Disability Insurance: Hope for the Best, Prepare for the Worst
COVID-19 continues to rage around the world. A young product manager and MIT graduate shared her sad story of being unable to work since recovering from a viral infection like COVID-19 in 2009. This SF Chronicle story shares COVID-19 survivors’ real-time struggles. These survivors, or “long-haulers,” face a slow and painful recovery.
Two close friends were recently diagnosed with breast cancer. They’re only 38 and 41 years old. Clients have told me about their friends in their late 30s fighting other forms of cancer. The severity of their illnesses prevented them from working for several months.
Would Your Savings Last 36 Months?
A catastrophic illness is unlikely in your 30s and 40s, but it’s not impossible. Would your savings pay your bills if you were unable to work for months? The average long-term disability claim is 36 months.
Even if you wanted to return to work, a 2014 study by Dr. Reshma Jagsi revealed that a discouragingly low percentage of cancer survivors were working four years after their treatment was completed. She interviewed 746 early-stage breast cancer survivors under the age of 65. Of these women, 30% were no longer working at the time of a follow-up survey four years later; 55% of that group wanted to be working. The financial consequences could be devastating if you were unable to work.
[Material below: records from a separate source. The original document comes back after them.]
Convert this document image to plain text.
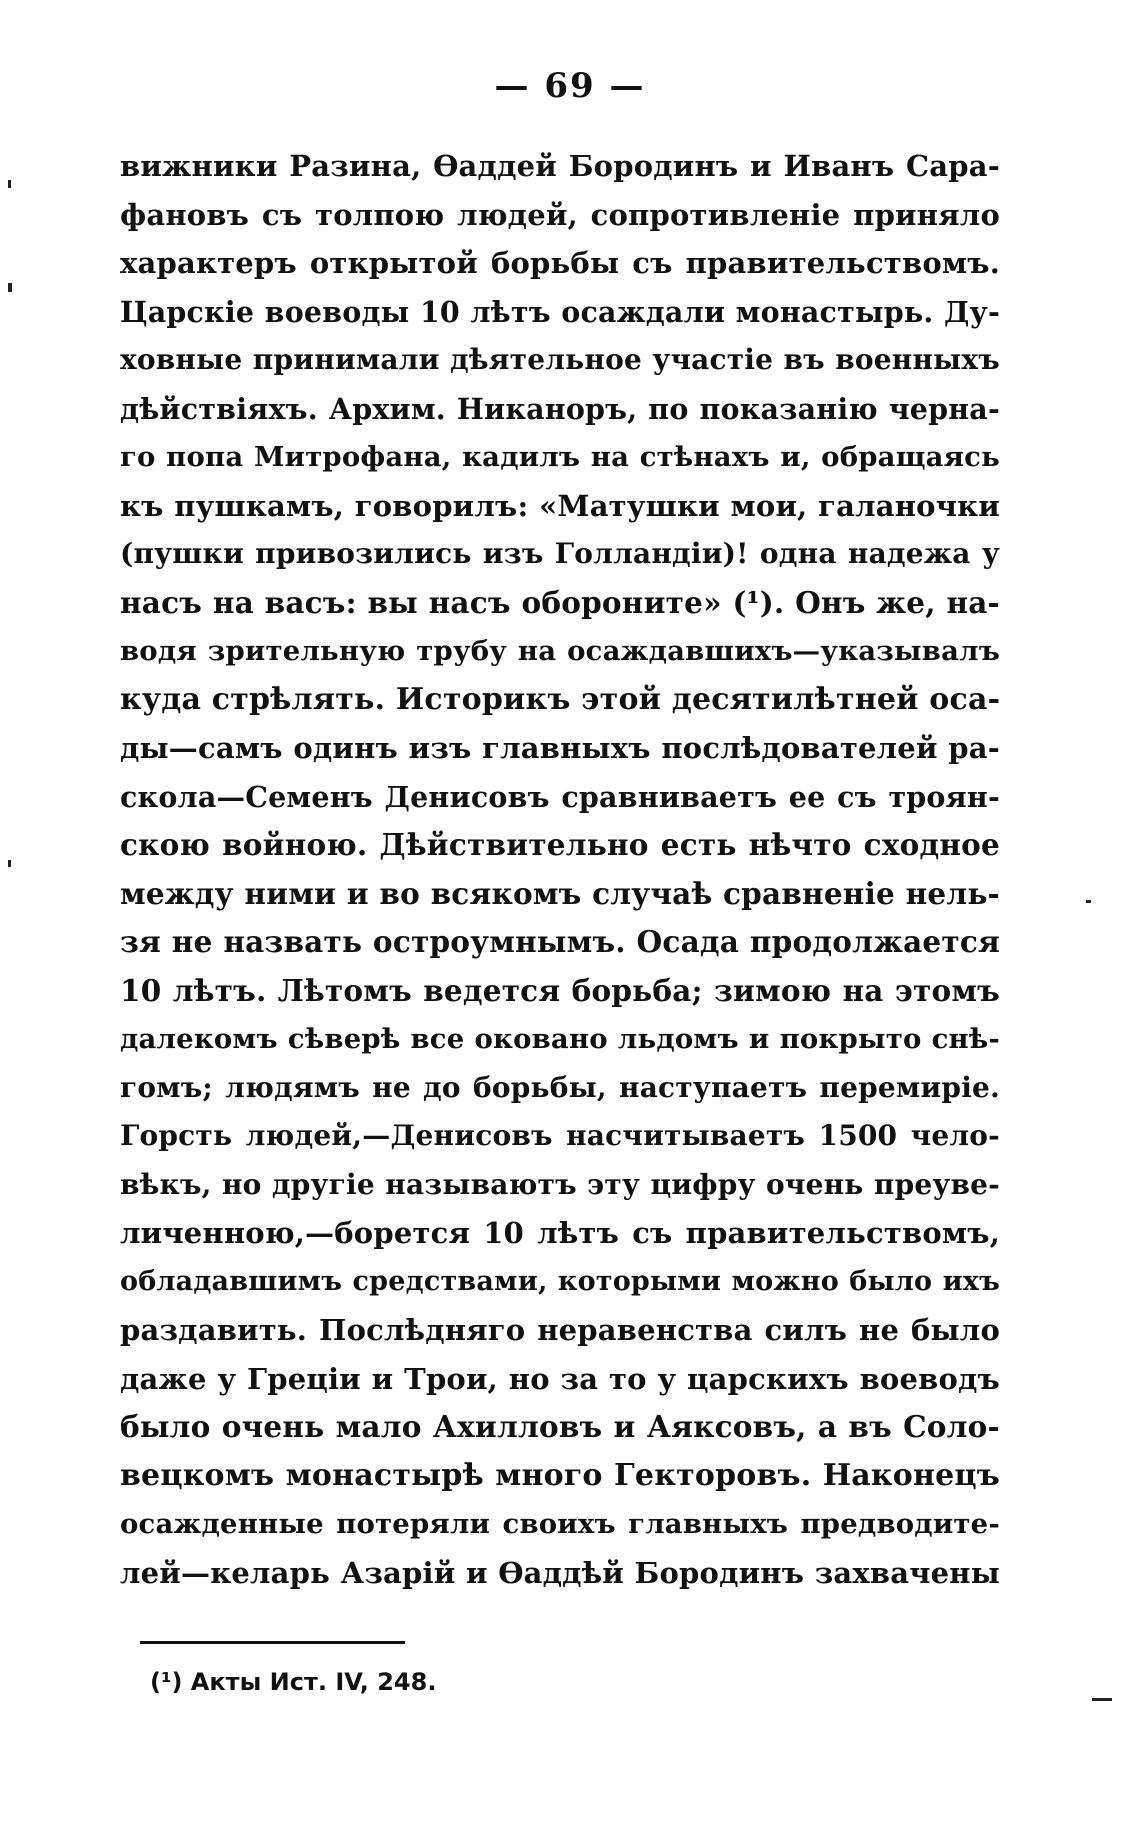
— 69 —
вижники Разина, Ѳаддей Бородинъ и Иванъ Сара-
фановъ съ толпою людей, сопротивленіе приняло
характеръ открытой борьбы съ правительствомъ.
Царскіе воеводы 10 лѣтъ осаждали монастырь. Ду-
ховные принимали дѣятельное участіе въ военныхъ
дѣйствіяхъ. Архим. Никаноръ, по показанію черна-
го попа Митрофана, кадилъ на стѣнахъ и, обращаясь
къ пушкамъ, говорилъ: «Матушки мои, галаночки
(пушки привозились изъ Голландіи)! одна надежа у
насъ на васъ: вы насъ обороните» (¹). Онъ же, на-
водя зрительную трубу на осаждавшихъ—указывалъ
куда стрѣлять. Историкъ этой десятилѣтней оса-
ды—самъ одинъ изъ главныхъ послѣдователей ра-
скола—Семенъ Денисовъ сравниваетъ ее съ троян-
скою войною. Дѣйствительно есть нѣчто сходное
между ними и во всякомъ случаѣ сравненіе нель-
зя не назвать остроумнымъ. Осада продолжается
10 лѣтъ. Лѣтомъ ведется борьба; зимою на этомъ
далекомъ сѣверѣ все оковано льдомъ и покрыто снѣ-
гомъ; людямъ не до борьбы, наступаетъ перемиріе.
Горсть людей,—Денисовъ насчитываетъ 1500 чело-
вѣкъ, но другіе называютъ эту цифру очень преуве-
личенною,—борется 10 лѣтъ съ правительствомъ,
обладавшимъ средствами, которыми можно было ихъ
раздавить. Послѣдняго неравенства силъ не было
даже у Греціи и Трои, но за то у царскихъ воеводъ
было очень мало Ахилловъ и Аяксовъ, а въ Соло-
вецкомъ монастырѣ много Гекторовъ. Наконецъ
осажденные потеряли своихъ главныхъ предводите-
лей—келарь Азарій и Ѳаддѣй Бородинъ захвачены
(¹) Акты Ист. IV, 248.
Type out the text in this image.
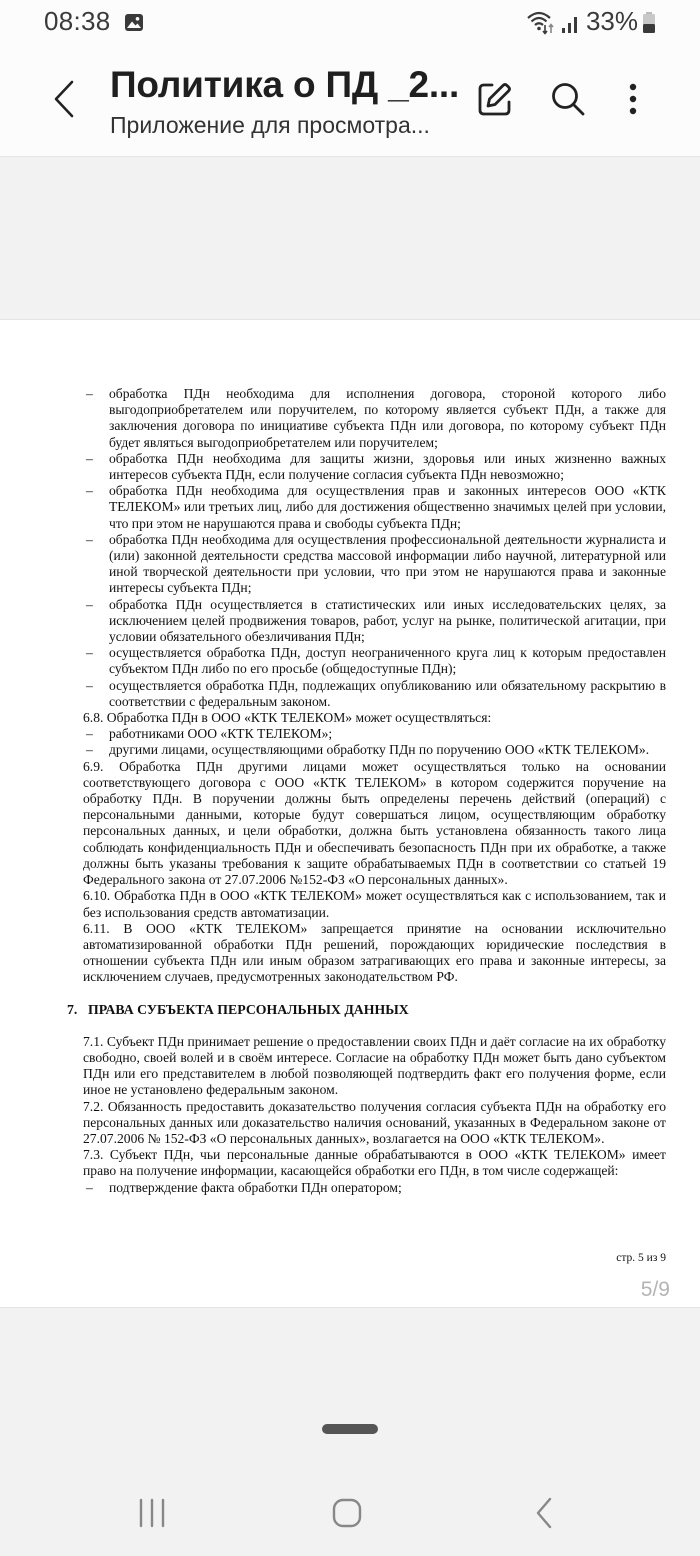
08:38	33%
Политика о ПД _2...
Приложение для просмотра...

– обработка ПДн необходима для исполнения договора, стороной которого либо выгодоприобретателем или поручителем, по которому является субъект ПДн, а также для заключения договора по инициативе субъекта ПДн или договора, по которому субъект ПДн будет являться выгодоприобретателем или поручителем;

– обработка ПДн необходима для защиты жизни, здоровья или иных жизненно важных интересов субъекта ПДн, если получение согласия субъекта ПДн невозможно;

– обработка ПДн необходима для осуществления прав и законных интересов ООО «КТК ТЕЛЕКОМ» или третьих лиц, либо для достижения общественно значимых целей при условии, что при этом не нарушаются права и свободы субъекта ПДн;

– обработка ПДн необходима для осуществления профессиональной деятельности журналиста и (или) законной деятельности средства массовой информации либо научной, литературной или иной творческой деятельности при условии, что при этом не нарушаются права и законные интересы субъекта ПДн;

– обработка ПДн осуществляется в статистических или иных исследовательских целях, за исключением целей продвижения товаров, работ, услуг на рынке, политической агитации, при условии обязательного обезличивания ПДн;

– осуществляется обработка ПДн, доступ неограниченного круга лиц к которым предоставлен субъектом ПДн либо по его просьбе (общедоступные ПДн);

– осуществляется обработка ПДн, подлежащих опубликованию или обязательному раскрытию в соответствии с федеральным законом.

6.8. Обработка ПДн в ООО «КТК ТЕЛЕКОМ» может осуществляться:

– работниками ООО «КТК ТЕЛЕКОМ»;

– другими лицами, осуществляющими обработку ПДн по поручению ООО «КТК ТЕЛЕКОМ».

6.9. Обработка ПДн другими лицами может осуществляться только на основании соответствующего договора с ООО «КТК ТЕЛЕКОМ» в котором содержится поручение на обработку ПДн. В поручении должны быть определены перечень действий (операций) с персональными данными, которые будут совершаться лицом, осуществляющим обработку персональных данных, и цели обработки, должна быть установлена обязанность такого лица соблюдать конфиденциальность ПДн и обеспечивать безопасность ПДн при их обработке, а также должны быть указаны требования к защите обрабатываемых ПДн в соответствии со статьей 19 Федерального закона от 27.07.2006 №152-ФЗ «О персональных данных».

6.10. Обработка ПДн в ООО «КТК ТЕЛЕКОМ» может осуществляться как с использованием, так и без использования средств автоматизации.

6.11. В ООО «КТК ТЕЛЕКОМ» запрещается принятие на основании исключительно автоматизированной обработки ПДн решений, порождающих юридические последствия в отношении субъекта ПДн или иным образом затрагивающих его права и законные интересы, за исключением случаев, предусмотренных законодательством РФ.

7. ПРАВА СУБЪЕКТА ПЕРСОНАЛЬНЫХ ДАННЫХ

7.1. Субъект ПДн принимает решение о предоставлении своих ПДн и даёт согласие на их обработку свободно, своей волей и в своём интересе. Согласие на обработку ПДн может быть дано субъектом ПДн или его представителем в любой позволяющей подтвердить факт его получения форме, если иное не установлено федеральным законом.

7.2. Обязанность предоставить доказательство получения согласия субъекта ПДн на обработку его персональных данных или доказательство наличия оснований, указанных в Федеральном законе от 27.07.2006 № 152-ФЗ «О персональных данных», возлагается на ООО «КТК ТЕЛЕКОМ».

7.3. Субъект ПДн, чьи персональные данные обрабатываются в ООО «КТК ТЕЛЕКОМ» имеет право на получение информации, касающейся обработки его ПДн, в том числе содержащей:

– подтверждение факта обработки ПДн оператором;

стр. 5 из 9
5/9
A Solution: Disability Insurance
A disability income insurance policy is a solution if you become disabled, whether from an illness or an
injury. If you are unable to work, the policy would replace a certain percentage of your salary for the
duration of the disability or the length of the policy’s benefit period. You can either buy group disability
insurance through your job, or you can buy an individual policy through an insurance agent. If your
compensation is less than $400,000 per year, a group policy is likely sufficient.
Determine How Much You Need
First, get a handle on your annual necessities: fixed expenses (e.g., mortgage or rent, property tax if you’re a homeowner, utilities, healthcare expenses like an annual deductible) and variable expenses (e.g., groceries). Then consider other sources of income you may have (e.g., Social Security Disability Income, rental income, Veterans Affairs disability benefits). Calculate the net benefit amount you would need to pay for your basic living expenses.
Taxation of Disability Benefits
For individual disability policies, income benefits are generally exempt from income tax, and there is no limit on the amount of disability income benefits that can be received tax-free. For group disability policies, if your employer pays for the policy, disability income payments are be taxable to you. If you pay for the policy using pre-tax dollars, the disability income payments also are taxable. But if you pay for the policy using after-tax dollars, the payments are tax-free.
Definitions of Disability
Total disability (“own occupation”): the most favorable definition of disability. You’re unable to perform the major functions of your own regular occupation. If a marketing VP is unable to perform her corporate job, she’s considered disabled for the purposes of this type of definition.
Partial disability: you can’t perform some duties of your own occupation, but you can perform other duties. After a period of total disability, when you can return to work and perform 50% of your duties, for example, the policy would pay a 50% disability benefit payment.
Residual disability: let’s say you earned $17,000 per month before becoming disabled. If you return to work after six months but only earn $10,000 per month, the residual disability benefit would pay you $7,000 per month.
A set amount of time (e.g., one year, five years), or until a certain age (e.g., age 65 or 70). Lifetime benefit periods aren’t widely available.
The period after disability begins until the disability benefits begin. The commonly selected period is 90 days; the longer the elimination period, the lower the premium amount.
In a group policy, usually this is 66 2/3% of your base salary.
Refers to whether and at what premium rate the policy is renewed:
Noncancelable: you have the right to renew coverage at the same rate, usually until age 65
Guaranteed Renewable: like noncancelable except that the insurance company can increase the premium (although the increase must apply to all policies that fall within a particular category, not just to your policy).
Conditionally Renewable: you must meet certain conditions to be able to renew the policy (e.g., you must be employed full-time). The insurer may raise premiums under this type of plan.